Secaucus may see reduction to Meadowlands tax-sharing contribution
Dec 05, 2012 | 3147 views | 0 0 comments | 8 8 recommendations | email to a friend | print

SECAUCUS – After years of fighting to pay less into the Meadowlands inter-municipal tax-sharing program, Secaucus may see a significant reduction from paying $3 million to $723,504.

Members of the Hackensack Meadowlands Municipal Committee (HMMC) on Tuesday narrowly voted (7 to 3 plus 3 abstentions) to change the tax sharing formula’s base year from 1970 to 2004 – a change which Mayor Michael Gonnelli helped herald after major campaigning on the issue throughout the year. The amendment needs to be approved by the State Legislature and the Governor for it to take effect.

Through the state’s tax sharing program, started in the early 1970s, the towns in the Meadowlands region that are allowed to develop must pay into a tax pool so that other towns that can’t develop for environmental reasons can offset the loss of tax ratables. There are 14 towns in the Meadowlands district.
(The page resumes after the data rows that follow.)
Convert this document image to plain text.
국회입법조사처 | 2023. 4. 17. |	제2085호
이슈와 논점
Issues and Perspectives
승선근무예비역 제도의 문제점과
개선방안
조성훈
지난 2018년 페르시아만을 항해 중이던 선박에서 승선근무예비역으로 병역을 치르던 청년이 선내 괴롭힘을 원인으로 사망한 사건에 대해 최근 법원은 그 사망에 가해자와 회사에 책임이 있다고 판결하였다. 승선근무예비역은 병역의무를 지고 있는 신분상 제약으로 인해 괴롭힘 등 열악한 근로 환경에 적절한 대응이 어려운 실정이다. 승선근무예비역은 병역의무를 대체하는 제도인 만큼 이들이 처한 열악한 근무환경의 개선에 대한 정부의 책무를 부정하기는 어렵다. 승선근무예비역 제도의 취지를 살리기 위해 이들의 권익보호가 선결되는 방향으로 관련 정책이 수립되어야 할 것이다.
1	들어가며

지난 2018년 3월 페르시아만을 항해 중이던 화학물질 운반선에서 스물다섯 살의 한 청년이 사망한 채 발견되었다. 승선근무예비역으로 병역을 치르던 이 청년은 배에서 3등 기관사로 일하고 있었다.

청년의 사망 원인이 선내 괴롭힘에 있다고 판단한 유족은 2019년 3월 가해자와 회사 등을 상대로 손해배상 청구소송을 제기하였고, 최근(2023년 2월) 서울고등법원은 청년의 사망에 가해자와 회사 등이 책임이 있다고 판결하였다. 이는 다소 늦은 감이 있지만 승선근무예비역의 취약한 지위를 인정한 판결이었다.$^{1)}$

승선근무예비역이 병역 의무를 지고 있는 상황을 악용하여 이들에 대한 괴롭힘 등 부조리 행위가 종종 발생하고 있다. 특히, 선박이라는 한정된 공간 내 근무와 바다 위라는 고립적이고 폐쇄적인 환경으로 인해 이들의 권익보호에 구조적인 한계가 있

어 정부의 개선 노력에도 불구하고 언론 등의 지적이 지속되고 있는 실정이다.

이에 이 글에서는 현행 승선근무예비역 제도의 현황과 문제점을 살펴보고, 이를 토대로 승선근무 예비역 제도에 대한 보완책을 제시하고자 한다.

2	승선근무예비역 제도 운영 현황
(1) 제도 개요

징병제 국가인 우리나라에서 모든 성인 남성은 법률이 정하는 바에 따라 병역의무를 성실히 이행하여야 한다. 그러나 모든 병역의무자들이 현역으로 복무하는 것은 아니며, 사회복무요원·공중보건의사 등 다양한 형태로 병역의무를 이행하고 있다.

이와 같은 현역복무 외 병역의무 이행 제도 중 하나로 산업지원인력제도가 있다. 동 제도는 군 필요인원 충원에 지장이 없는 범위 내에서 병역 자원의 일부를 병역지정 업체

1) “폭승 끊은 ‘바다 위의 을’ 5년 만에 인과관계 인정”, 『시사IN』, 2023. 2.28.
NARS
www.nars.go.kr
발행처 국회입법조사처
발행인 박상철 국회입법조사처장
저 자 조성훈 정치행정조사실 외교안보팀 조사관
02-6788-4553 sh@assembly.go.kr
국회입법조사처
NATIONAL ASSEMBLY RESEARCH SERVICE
In 2004, the master plan for the Meadowlands changed and areas that were once slated for development became parks while other areas that were restricted from development became available.

The change in the tax sharing formula base year would mean a dramatic change for Kearny, which would go from receiving close to $4 million to paying over $270,000.

“From 2004 till now [Kearny] had development,” said Gonnelli. “They are starting to develop those landfills.”

The move to change the base year passed 7 to 3 with 3 abstentions. Gonnelli said that while he understands a town like Kearny, that voted against the measure, would never agree to become a payer instead of a receiver he believes that most agreed it was time for a change.

Gonnelli said in an interview that the abstentions will be counted with the majority vote in the affirmative.

While the amendment to the formula must pass the New Jersey State Legislature, Gonnelli is hopeful that the change will take effect next year if Governor Chris Christie gets behind the measure. He said during an interview that Commissioner Richard Constable had promised the Governor would support the change in the tax-sharing base year if such an amendment was approved by the mayors’ committee.

“Commissioner Constable said that if we got a majority of the mayors to agree to the change he would get the governor to support the change,” said Gonnelli. He said he is following up with Constable in this regard to take him on his word.